Flash/Flex学习笔记(55):背面剔除与 3D 灯光

Animation in ActionScript3.0 这本书总算快学完了,今天继续:上一回Flash/Flex学习笔记(50):3D线条与填充 里,我们知道任何一个3D多面体上的某一个面,都可以分解为多个三角形的组合。比立方体为例,每个面都由二个三角形组成,但在那一篇的示例中明显有一个问题:不管立方体的某一个面是不是应该被人眼看见(比如转到背面的部分,应该是看不见的),这一面都被绘制出来了。

 

在这一篇的学习中,我将带大家一起学习如何将背面(即看不见的面)删除掉,即所谓的“背面剔除”。

 

先做一些预备知识的铺垫:立方体中每个面都有一个"外面"和"里面"。外面即正对观察者向外的这一面,里面指朝向立方体内部的这一面。
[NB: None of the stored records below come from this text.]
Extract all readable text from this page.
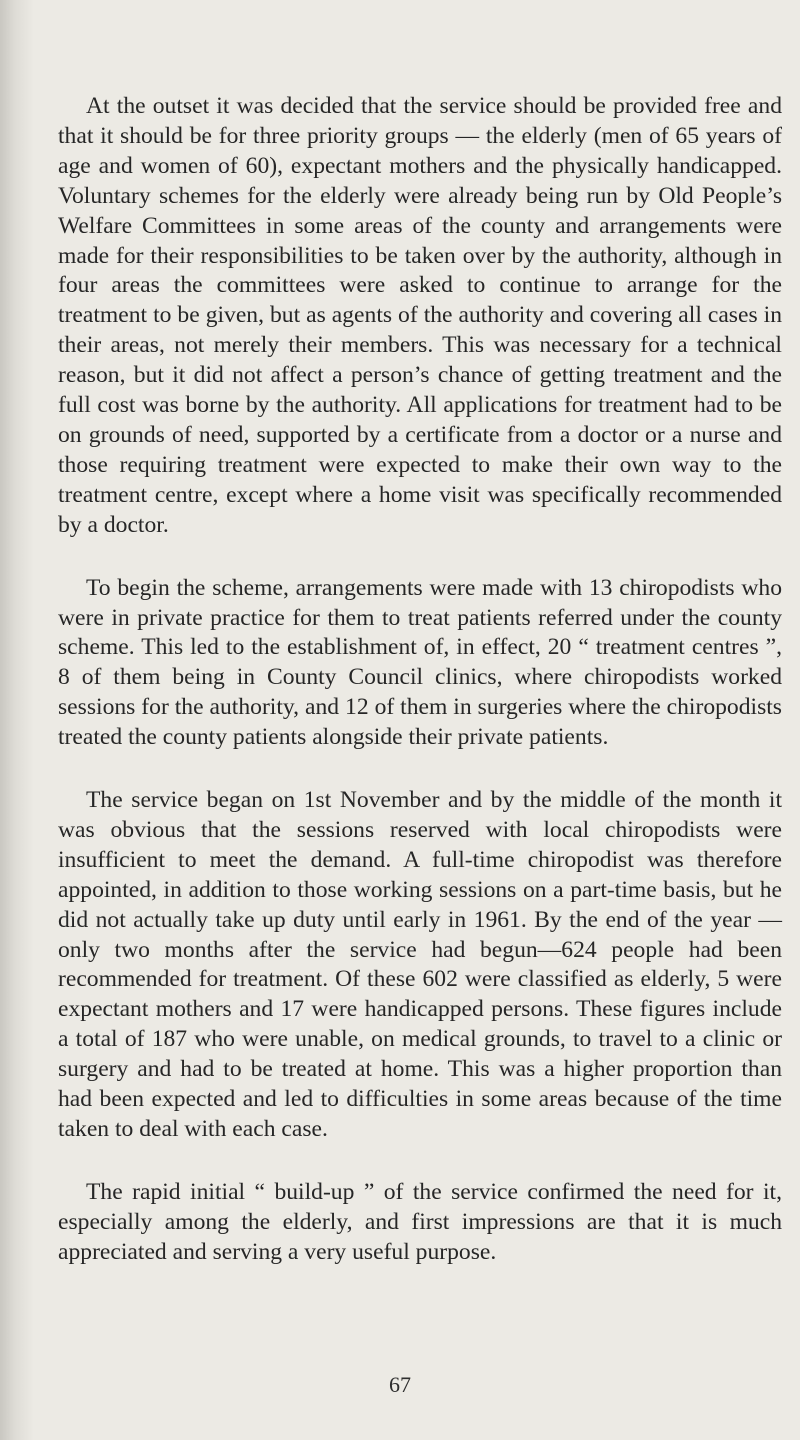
At the outset it was decided that the service should be provided free and that it should be for three priority groups — the elderly (men of 65 years of age and women of 60), expectant mothers and the physically handicapped. Voluntary schemes for the elderly were already being run by Old People’s Welfare Committees in some areas of the county and arrangements were made for their responsibilities to be taken over by the authority, although in four areas the committees were asked to continue to arrange for the treatment to be given, but as agents of the authority and covering all cases in their areas, not merely their members. This was necessary for a technical reason, but it did not affect a person’s chance of getting treatment and the full cost was borne by the authority. All applications for treatment had to be on grounds of need, supported by a certificate from a doctor or a nurse and those requiring treatment were expected to make their own way to the treatment centre, except where a home visit was specifically recommended by a doctor.

To begin the scheme, arrangements were made with 13 chiropodists who were in private practice for them to treat patients referred under the county scheme. This led to the establishment of, in effect, 20 “ treatment centres ”, 8 of them being in County Council clinics, where chiropodists worked sessions for the authority, and 12 of them in surgeries where the chiropodists treated the county patients alongside their private patients.

The service began on 1st November and by the middle of the month it was obvious that the sessions reserved with local chiropodists were insufficient to meet the demand. A full-time chiropodist was therefore appointed, in addition to those working sessions on a part-time basis, but he did not actually take up duty until early in 1961. By the end of the year — only two months after the service had begun—624 people had been recommended for treatment. Of these 602 were classified as elderly, 5 were expectant mothers and 17 were handicapped persons. These figures include a total of 187 who were unable, on medical grounds, to travel to a clinic or surgery and had to be treated at home. This was a higher proportion than had been expected and led to difficulties in some areas because of the time taken to deal with each case.

The rapid initial “ build-up ” of the service confirmed the need for it, especially among the elderly, and first impressions are that it is much appreciated and serving a very useful purpose.

67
我们在3D编程里,通常指的都是“外面”

 

 

如上图:这是立方体的前面,分解为0-1-2和0-2-3二个三角形(注意三个顶点的顺序为"顺时针"方向),当立方体的"前面"旋转到"后面"所处位置时,三角形的顶点顺序由“顺时针”改变为“逆时针”。

 

言外之意:如果我们能判断出某个三角形的顶点顺序为“逆时针”时,这个三角形肯定处于背面,这时应该将它隐藏或不绘制。

 

所以,如果我们在构建立方体每个面的三角形时,都遵守上面的“三角形顶点顺时针法则”,那么上面的解决办法应该就能满足要求了,回顾一下立方体三角形数组的构建代码:

//前
triangles[0] = new Triangle(points[0], points[1], points[2], 0x6666cc);
triangles[1] = new Triangle(points[0], points[2], points[3], 0x6666cc);
//上
triangles[2] = new Triangle(points[0], points[5], points[1], 0x66cc66);
triangles[3] = new Triangle(points[0], points[4], points[5], 0x66cc66);
//后
triangles[4] = new Triangle(points[4], points[6], points[5], 0xcc6666);
triangles[5] = new Triangle(points[4], points[7], points[6], 0xcc6666);
//底
triangles[6] = new Triangle(points[3], points[2], points[6], 0xcc66cc);
triangles[7] = new Triangle(points[3], points[6], points[7], 0xcc66cc);
//右
triangles[8] = new Triangle(points[1], points[5], points[6], 0x66cccc); 
triangles[9] = new Triangle(points[1], points[6], points[2], 0x66cccc);
//左
triangles[10] =new Triangle(points[4], points[0], points[3], 0xcccc66);
triangles[11] =new Triangle(points[4], points[3], points[7], 0xcccc66);

建议大家去买一个立体魔方玩具,每个点按照上一篇里的顶点数字拿笔标记起来,对比上面的代码发现,这样的代码正好是遵守这一规则的,当然代码不必完全跟这一样,比如:

//前
triangles[0] = new Triangle(points[0], points[1], points[2], 0x6666cc);
triangles[1] = new Triangle(points[0], points[2], points[3], 0x6666cc);

也可以写成:

triangles[0] = new Triangle(points[1],points[2],points[0],0x6666cc);
triangles[1] = new Triangle(points[0],points[2],points[3],0x6666cc);

triangles[0] = new Triangle(points[1],points[2],points[3],0x6666cc);
triangles[1] = new Triangle(points[1],points[3],points[0],0x6666cc);

只要满足顺时针规则即可.ok,已经成功了一半,如何判断三角形处于背面?

//判断是否在背面
private function isBackFace():Boolean {
	var cax:Number = pointC.screenX - pointA.screenX;
	var cay:Number = pointC.screenY - pointA.screenY;
	var bcx:Number = pointB.screenX - pointC.screenX;
	var bcy:Number = pointB.screenY - pointC.screenY;
	return cax * bcy > cay * bcx;
}

在Triangle.cs中增加这个私有方法即可(我也不知道怎么来的,反正这个函数确实管用,就当公式死记下来好了.)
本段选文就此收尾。